2. Aligner les forums de gestion. Les entreprises qui prennent de bonnes décisions encouragent généralement la collaboration transfrontalière chaque fois qu'elle crée une valeur élevée, comme dans la R&D ou les ventes. Mais même dans ce contexte, ils gardent le pouvoir de décision simple.
Une société de services Internet de 2 milliards de dollars s'était développée par acquisition, mais les synergies étaient rares et les marges stables. Grâce à la technologie, l'entreprise a pu remplacer son forum de direction de 10 personnes par une équipe de base de seulement trois, dont le PDG, le responsable des produits et le responsable des ventes.
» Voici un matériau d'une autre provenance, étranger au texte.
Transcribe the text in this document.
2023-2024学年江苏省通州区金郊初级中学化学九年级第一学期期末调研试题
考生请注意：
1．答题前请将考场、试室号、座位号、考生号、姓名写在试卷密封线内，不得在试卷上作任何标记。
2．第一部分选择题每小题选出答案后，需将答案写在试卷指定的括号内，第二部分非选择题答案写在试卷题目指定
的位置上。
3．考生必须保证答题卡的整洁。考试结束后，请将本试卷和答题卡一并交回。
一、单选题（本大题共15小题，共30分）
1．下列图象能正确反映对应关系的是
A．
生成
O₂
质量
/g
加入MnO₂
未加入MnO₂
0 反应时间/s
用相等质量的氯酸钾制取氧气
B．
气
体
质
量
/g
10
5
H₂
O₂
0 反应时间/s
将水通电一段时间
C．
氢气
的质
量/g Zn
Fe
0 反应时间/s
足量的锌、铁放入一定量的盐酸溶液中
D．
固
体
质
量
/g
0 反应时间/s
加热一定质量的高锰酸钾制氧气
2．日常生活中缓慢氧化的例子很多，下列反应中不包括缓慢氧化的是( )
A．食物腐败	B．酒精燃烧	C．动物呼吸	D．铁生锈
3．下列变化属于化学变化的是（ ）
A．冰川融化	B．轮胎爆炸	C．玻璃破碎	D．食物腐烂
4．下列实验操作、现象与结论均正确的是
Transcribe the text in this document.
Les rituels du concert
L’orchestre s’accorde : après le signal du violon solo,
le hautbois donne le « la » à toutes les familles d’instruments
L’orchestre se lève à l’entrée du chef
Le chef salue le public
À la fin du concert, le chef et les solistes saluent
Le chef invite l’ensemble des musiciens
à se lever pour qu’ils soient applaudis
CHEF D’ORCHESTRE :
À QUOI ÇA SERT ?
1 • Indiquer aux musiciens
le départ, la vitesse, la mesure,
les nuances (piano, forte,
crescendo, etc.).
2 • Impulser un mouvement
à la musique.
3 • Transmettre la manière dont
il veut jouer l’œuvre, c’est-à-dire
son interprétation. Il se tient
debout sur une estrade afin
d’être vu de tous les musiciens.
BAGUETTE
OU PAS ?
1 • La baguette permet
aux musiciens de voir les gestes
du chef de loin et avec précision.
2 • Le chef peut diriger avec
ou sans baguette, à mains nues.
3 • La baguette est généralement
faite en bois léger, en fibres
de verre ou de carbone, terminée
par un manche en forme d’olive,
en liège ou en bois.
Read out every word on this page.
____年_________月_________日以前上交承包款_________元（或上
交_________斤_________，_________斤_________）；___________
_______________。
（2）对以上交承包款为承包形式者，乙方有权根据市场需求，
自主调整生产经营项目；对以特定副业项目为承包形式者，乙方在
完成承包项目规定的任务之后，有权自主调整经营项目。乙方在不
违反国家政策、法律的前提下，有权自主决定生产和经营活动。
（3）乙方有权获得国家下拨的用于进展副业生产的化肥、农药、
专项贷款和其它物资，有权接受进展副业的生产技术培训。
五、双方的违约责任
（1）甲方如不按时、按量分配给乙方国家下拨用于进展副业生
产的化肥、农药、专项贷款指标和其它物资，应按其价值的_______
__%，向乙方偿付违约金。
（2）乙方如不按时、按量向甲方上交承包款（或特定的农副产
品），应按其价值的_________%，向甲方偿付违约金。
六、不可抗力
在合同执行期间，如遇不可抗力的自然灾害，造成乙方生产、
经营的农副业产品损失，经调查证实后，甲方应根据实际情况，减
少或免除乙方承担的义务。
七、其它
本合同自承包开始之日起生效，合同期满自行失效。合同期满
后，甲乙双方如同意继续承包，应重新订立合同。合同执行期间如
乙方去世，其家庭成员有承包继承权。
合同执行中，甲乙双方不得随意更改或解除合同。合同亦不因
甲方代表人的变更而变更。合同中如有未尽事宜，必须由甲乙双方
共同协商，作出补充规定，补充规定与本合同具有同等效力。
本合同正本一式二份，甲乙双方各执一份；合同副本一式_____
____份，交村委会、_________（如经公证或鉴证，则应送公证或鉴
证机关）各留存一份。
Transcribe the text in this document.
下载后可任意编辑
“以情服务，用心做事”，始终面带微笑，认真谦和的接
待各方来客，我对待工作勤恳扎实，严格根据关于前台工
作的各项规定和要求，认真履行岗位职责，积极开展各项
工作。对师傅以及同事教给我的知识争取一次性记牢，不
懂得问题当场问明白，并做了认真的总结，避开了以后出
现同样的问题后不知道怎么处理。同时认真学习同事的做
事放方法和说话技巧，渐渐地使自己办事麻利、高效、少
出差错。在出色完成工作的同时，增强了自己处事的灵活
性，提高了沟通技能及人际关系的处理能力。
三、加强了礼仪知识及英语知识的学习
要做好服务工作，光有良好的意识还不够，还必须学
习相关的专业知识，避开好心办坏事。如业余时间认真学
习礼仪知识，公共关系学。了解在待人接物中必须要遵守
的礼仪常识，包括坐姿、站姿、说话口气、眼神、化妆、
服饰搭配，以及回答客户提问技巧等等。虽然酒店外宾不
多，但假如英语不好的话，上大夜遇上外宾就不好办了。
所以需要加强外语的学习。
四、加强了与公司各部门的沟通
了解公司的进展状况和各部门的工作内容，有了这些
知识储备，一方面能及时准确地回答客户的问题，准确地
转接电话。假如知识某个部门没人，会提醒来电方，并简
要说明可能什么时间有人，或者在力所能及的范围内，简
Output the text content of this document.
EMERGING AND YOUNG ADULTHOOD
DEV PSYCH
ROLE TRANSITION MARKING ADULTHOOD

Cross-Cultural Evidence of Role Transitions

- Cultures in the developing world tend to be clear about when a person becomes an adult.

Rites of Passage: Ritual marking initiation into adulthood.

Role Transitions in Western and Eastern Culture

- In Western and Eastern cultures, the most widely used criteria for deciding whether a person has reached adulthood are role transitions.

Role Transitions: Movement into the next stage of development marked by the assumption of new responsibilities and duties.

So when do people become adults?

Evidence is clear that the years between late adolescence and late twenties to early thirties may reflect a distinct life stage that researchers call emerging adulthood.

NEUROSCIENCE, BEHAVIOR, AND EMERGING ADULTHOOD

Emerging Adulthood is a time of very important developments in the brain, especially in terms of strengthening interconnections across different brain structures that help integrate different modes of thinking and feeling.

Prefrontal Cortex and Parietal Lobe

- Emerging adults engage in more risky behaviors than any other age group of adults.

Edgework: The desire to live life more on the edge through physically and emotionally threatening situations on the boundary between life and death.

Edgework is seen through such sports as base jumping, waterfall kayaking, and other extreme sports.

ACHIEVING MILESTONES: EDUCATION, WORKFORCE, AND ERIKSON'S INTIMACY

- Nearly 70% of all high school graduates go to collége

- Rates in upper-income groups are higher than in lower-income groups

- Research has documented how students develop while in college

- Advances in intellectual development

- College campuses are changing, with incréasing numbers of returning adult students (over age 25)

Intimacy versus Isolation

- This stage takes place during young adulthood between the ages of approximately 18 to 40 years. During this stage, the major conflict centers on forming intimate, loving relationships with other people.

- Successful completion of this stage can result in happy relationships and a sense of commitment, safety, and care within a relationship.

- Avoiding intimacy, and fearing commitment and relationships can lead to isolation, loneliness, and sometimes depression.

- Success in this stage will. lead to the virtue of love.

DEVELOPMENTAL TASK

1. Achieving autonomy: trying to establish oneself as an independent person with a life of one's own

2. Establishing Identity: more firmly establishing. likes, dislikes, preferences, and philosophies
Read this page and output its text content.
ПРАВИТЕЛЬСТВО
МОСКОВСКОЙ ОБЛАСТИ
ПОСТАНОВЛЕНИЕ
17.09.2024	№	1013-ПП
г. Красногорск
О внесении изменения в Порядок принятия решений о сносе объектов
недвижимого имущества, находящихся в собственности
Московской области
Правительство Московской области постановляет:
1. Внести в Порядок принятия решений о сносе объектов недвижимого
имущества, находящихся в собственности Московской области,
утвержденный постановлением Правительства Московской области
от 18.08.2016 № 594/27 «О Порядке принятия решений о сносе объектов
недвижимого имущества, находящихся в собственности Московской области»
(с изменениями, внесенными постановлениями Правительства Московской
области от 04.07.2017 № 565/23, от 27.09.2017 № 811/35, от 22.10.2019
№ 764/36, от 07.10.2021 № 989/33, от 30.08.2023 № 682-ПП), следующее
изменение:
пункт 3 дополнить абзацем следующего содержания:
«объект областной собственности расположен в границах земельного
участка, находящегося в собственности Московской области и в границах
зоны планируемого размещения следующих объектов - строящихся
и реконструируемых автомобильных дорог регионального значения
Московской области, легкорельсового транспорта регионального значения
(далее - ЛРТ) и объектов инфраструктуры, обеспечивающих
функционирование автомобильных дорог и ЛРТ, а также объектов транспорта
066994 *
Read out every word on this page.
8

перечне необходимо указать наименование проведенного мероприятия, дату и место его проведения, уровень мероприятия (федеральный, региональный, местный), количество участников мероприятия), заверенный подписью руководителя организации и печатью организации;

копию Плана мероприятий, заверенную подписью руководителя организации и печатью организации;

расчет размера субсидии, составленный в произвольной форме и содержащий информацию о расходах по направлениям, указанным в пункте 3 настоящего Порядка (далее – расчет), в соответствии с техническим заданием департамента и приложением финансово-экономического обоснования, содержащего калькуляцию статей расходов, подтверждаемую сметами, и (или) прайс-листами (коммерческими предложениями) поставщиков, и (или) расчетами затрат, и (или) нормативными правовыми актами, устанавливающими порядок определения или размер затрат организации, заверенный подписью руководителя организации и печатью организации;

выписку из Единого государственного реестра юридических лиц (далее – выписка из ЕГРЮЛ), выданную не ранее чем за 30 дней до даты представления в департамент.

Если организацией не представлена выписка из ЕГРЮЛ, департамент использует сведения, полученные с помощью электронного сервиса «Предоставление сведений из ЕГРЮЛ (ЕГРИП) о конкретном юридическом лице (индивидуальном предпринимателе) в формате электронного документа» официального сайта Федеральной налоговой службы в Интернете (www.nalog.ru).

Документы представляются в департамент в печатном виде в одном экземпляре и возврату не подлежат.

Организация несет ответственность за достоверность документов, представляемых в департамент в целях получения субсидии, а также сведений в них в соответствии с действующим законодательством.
La prise de décision et l'exécution se sont radicalement améliorées et les marges se sont élargies de plus de 30 %.
3. Cibler la technologie et l'information. La technologie peut aider à guider les décisions concernant l'innovation, mais seulement jusqu'à un certain point.
Une société de logiciels et de services financiers de 3 milliards de dollars a utilisé la technologie de collaboration pour capturer de nouvelles idées d'affaires et de produits d'individus dans l'ensemble de l'organisation. Les participants ont généré plus de 700 nouvelles idées dans un seul domaine, offrant aux décideurs une multitude de bonnes possibilités. Néanmoins, l'entreprise a utilisé l'outil de collaboration pour augmenter le processus normal de développement de produits et de prise de décision, et non pour le supplanter.
4. Gardez la connectivité en perspective. Le virtuel convient à de nombreuses fins, mais rien ne peut remplacer l'interaction humaine directe, en particulier pour l'échange d'idées.
Lorsqu'un nouveau PDG a repris une entreprise de logiciels en difficulté, il a appris que les membres de l'organisation se plaignaient de réunions floues et frustrantes, malgré un grand nombre de présentations PowerPoint. Le nouveau PDG a institué une règle de non-présentation, de session de travail uniquement, avec des documents imprimés distribués et aucun ordinateur portable autorisé. L'équipe de direction a presque immédiatement remarqué un changement dans le niveau d'énergie, l'orientation et l'efficacité des réunions.
La connectivité peut améliorer les performances ou gêner. Si vous vous attendez à ce que les technologies sociales résolvent la complexité à elles seules, vous serez déçu. Pour accélérer les performances de votre entreprise, concentrez-vous d'abord sur les décisions, puis, seulement ensuite, déterminez comment les nouveaux outils de technologie sociale peuvent les aider au mieux.